Суд, демократия и ответственность


   — Можно, Эрлих!
   Эти слова Кручинина прозвучали так веско, словно всею тяжестью того, что подразумевалось под ними, он на месте пригвождал фашиста. И ещё раз с тою же спокойной уверенностью Кручинин повторил:
   — Можно!.. И не только потому, что мой народ желает и будет вас судить, пользуясь собственной силой, а потому, что это право признано за ним, предоставлено ему народами, чьи права вы, гитлеровцы, попрали, чьи свободы вы разорвали в клочья, чью жизнь вы поставили под угрозу, чью землю залили кровью, чьи жилища и храмы разрушили, чью государственность объявили несуществующей, чьих мужчин и женщин объявили своими рабами…
   — Слова, слова, слова! — крикнул Эрлих, но Кручинин не дал себя перебить.
   — Конечно, — сказал он, — это выражено в словах, как и любая другая мысль, любая идея, любое чувство, которое люди хотят сделать достоянием себе подобных.

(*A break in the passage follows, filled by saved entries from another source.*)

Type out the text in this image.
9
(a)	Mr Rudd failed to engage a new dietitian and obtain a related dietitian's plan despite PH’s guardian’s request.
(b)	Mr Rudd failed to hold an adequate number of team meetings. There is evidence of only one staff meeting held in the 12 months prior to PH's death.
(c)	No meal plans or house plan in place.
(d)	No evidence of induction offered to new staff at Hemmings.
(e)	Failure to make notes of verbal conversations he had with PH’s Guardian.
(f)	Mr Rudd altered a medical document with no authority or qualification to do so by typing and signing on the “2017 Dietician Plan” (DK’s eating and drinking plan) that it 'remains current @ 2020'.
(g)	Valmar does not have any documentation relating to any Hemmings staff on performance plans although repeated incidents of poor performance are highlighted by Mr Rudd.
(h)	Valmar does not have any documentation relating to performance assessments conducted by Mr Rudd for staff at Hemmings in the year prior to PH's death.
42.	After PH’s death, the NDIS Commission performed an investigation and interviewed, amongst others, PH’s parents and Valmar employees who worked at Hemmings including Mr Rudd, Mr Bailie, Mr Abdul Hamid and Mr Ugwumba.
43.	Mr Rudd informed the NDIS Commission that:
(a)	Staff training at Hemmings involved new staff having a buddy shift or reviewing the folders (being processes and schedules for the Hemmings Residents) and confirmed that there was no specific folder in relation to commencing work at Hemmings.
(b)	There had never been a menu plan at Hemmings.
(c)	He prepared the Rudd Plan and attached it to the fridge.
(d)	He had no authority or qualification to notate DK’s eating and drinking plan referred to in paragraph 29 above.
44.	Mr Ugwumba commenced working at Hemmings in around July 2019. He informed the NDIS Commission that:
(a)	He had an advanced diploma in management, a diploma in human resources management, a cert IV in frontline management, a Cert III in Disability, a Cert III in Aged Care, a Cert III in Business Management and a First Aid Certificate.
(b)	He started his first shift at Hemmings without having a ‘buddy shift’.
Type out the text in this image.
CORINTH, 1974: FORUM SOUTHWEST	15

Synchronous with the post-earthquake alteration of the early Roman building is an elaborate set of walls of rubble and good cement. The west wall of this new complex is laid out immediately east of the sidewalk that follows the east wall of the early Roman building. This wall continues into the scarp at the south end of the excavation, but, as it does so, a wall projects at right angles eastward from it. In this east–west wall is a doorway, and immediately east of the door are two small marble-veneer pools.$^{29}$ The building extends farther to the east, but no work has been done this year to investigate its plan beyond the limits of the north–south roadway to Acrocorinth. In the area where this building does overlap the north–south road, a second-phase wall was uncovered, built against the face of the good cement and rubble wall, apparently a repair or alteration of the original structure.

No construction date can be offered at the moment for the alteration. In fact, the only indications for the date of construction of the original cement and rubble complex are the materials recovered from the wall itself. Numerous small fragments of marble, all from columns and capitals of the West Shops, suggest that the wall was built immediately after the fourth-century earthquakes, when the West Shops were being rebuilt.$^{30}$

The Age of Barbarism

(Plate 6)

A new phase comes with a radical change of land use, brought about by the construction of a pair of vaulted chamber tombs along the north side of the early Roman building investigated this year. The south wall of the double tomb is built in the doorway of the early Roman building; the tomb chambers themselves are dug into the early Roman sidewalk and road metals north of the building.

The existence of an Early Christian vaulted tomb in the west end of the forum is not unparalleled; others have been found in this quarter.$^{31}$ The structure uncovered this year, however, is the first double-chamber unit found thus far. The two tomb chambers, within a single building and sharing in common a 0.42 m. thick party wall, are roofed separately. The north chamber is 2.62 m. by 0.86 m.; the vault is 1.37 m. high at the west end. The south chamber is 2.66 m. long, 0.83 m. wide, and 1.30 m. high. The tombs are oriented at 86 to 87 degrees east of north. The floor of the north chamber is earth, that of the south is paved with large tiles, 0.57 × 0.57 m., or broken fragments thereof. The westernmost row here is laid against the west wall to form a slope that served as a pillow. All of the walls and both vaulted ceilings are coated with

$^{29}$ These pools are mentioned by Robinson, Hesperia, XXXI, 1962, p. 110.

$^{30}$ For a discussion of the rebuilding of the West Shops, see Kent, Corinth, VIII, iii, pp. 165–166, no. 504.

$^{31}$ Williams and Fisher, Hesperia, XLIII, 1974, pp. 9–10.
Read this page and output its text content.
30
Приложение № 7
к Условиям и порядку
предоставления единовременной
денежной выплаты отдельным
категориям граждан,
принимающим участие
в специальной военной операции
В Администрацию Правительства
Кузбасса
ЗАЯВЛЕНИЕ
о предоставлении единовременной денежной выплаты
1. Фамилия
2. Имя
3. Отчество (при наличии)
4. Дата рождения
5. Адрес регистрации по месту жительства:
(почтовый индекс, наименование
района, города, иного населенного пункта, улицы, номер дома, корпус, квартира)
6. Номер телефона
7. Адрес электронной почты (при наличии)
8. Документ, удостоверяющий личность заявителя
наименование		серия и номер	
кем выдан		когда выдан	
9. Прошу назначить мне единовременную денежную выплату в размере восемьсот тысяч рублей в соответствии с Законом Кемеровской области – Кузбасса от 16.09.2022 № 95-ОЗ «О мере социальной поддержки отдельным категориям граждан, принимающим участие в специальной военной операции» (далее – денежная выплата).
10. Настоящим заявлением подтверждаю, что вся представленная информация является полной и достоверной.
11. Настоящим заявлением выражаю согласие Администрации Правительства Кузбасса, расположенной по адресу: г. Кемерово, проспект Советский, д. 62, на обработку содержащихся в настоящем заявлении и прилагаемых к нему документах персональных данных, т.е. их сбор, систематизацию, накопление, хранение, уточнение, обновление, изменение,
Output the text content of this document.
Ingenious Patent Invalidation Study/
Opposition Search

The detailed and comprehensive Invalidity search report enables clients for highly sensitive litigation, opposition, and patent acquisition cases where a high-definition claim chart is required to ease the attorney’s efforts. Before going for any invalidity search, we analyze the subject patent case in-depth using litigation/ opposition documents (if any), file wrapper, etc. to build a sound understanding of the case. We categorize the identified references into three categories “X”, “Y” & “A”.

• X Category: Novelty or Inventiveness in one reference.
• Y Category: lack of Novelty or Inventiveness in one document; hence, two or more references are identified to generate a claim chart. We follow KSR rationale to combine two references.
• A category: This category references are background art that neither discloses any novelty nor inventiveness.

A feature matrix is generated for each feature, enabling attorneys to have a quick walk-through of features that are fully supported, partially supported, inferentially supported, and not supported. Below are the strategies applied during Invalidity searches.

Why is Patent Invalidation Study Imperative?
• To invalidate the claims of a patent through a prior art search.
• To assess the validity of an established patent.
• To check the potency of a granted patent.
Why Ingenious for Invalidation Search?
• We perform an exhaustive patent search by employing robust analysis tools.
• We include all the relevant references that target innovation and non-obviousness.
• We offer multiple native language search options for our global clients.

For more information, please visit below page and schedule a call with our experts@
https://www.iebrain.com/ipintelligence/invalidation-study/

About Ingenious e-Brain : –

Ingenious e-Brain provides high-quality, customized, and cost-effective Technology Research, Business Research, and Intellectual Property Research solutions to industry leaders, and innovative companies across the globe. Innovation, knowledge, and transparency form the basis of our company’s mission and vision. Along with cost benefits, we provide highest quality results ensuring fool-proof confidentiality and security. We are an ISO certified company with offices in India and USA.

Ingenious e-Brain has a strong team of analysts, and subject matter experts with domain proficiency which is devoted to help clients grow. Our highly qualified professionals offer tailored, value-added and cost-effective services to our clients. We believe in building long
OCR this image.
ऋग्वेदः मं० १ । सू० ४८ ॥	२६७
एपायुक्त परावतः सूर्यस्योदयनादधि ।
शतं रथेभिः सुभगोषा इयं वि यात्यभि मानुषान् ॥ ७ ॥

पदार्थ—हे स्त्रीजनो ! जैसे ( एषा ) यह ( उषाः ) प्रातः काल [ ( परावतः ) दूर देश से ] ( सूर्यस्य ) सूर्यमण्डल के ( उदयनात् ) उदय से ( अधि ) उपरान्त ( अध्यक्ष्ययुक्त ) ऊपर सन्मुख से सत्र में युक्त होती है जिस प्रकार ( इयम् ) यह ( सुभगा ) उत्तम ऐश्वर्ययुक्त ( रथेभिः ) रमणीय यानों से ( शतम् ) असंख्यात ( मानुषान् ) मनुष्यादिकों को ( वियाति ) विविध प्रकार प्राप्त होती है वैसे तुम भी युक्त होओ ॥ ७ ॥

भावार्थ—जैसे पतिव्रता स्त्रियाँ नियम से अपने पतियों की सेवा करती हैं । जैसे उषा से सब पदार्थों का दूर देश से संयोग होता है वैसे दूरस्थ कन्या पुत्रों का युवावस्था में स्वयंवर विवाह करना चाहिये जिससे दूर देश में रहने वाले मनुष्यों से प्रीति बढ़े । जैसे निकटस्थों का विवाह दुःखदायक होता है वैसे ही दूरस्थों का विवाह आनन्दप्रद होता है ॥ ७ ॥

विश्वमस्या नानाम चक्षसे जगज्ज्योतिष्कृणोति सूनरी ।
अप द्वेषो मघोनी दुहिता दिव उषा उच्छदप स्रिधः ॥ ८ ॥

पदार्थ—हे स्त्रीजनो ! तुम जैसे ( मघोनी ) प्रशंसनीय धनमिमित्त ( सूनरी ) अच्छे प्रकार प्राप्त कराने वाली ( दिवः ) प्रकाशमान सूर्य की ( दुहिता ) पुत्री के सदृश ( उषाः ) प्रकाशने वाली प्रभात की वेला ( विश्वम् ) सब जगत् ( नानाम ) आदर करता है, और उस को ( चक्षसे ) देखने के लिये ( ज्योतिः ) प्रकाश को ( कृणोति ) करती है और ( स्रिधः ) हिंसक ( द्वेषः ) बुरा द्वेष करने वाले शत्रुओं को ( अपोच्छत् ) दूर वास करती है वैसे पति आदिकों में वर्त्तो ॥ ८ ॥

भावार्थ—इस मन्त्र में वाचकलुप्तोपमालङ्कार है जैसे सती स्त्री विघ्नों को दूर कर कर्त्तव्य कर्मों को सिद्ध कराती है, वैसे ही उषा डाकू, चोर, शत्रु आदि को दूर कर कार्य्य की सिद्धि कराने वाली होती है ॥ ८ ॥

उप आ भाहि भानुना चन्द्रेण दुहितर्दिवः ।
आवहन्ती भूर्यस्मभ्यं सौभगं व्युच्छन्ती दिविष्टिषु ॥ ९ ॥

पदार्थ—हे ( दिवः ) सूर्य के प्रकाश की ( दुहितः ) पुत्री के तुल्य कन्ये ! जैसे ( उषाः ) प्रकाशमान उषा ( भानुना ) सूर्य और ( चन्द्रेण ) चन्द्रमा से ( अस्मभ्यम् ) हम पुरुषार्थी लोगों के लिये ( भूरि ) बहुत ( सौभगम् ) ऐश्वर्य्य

Именно пользуясь словами, ещё в тысяча девятьсот сорок втором правительства Чехословакии, Польши, Югославии, Норвегии, Греции, Бельгии, Голландии, Люксембурга и Франции, подписавшие «Декларацию о наказании за преступления, совершённые во время войны», обратились к советскому правительству с предложением предупредить об ответственности за злодеяния, совершаемые гитлеровцами в оккупированных ими странах. В тысяча девятьсот сорок третьем году правительства Советского Союза, Соединённых Штатов и Великобритании огласили совместную декларацию. В ней есть строки о том, что все немцы, принимавшие участие в массовых расстрелах или в казнях итальянских, французских, нидерландских, бельгийских и норвежских заложников или критских крестьян или в истреблении народов Польши, Чехословакии, Советского Союза, должны знать, что они будут отправлены в места их преступлений и будут судимы на месте народами, над которыми совершали насилия… Я вижу, вам не нравится, Эрлих, что я это так хорошо помню, но я договорю. Я знаю наизусть то, что следует дальше: пусть те, кто ещё не обагрил своих рук невинной кровью, учтут это, чтобы не оказаться в числе виновных, ибо три союзные державы наверняка найдут их даже на краю света и передадут в руки обвинителей с тем, чтобы могло свершиться правосудие. Ручаюсь вам, Эрлих, я не спутал ни слова, хотя, казалось бы, каждое из них должно было огненными буквами гореть именно в вашем сознании, а не в моем. Ведь это относилось к вам, а не ко мне…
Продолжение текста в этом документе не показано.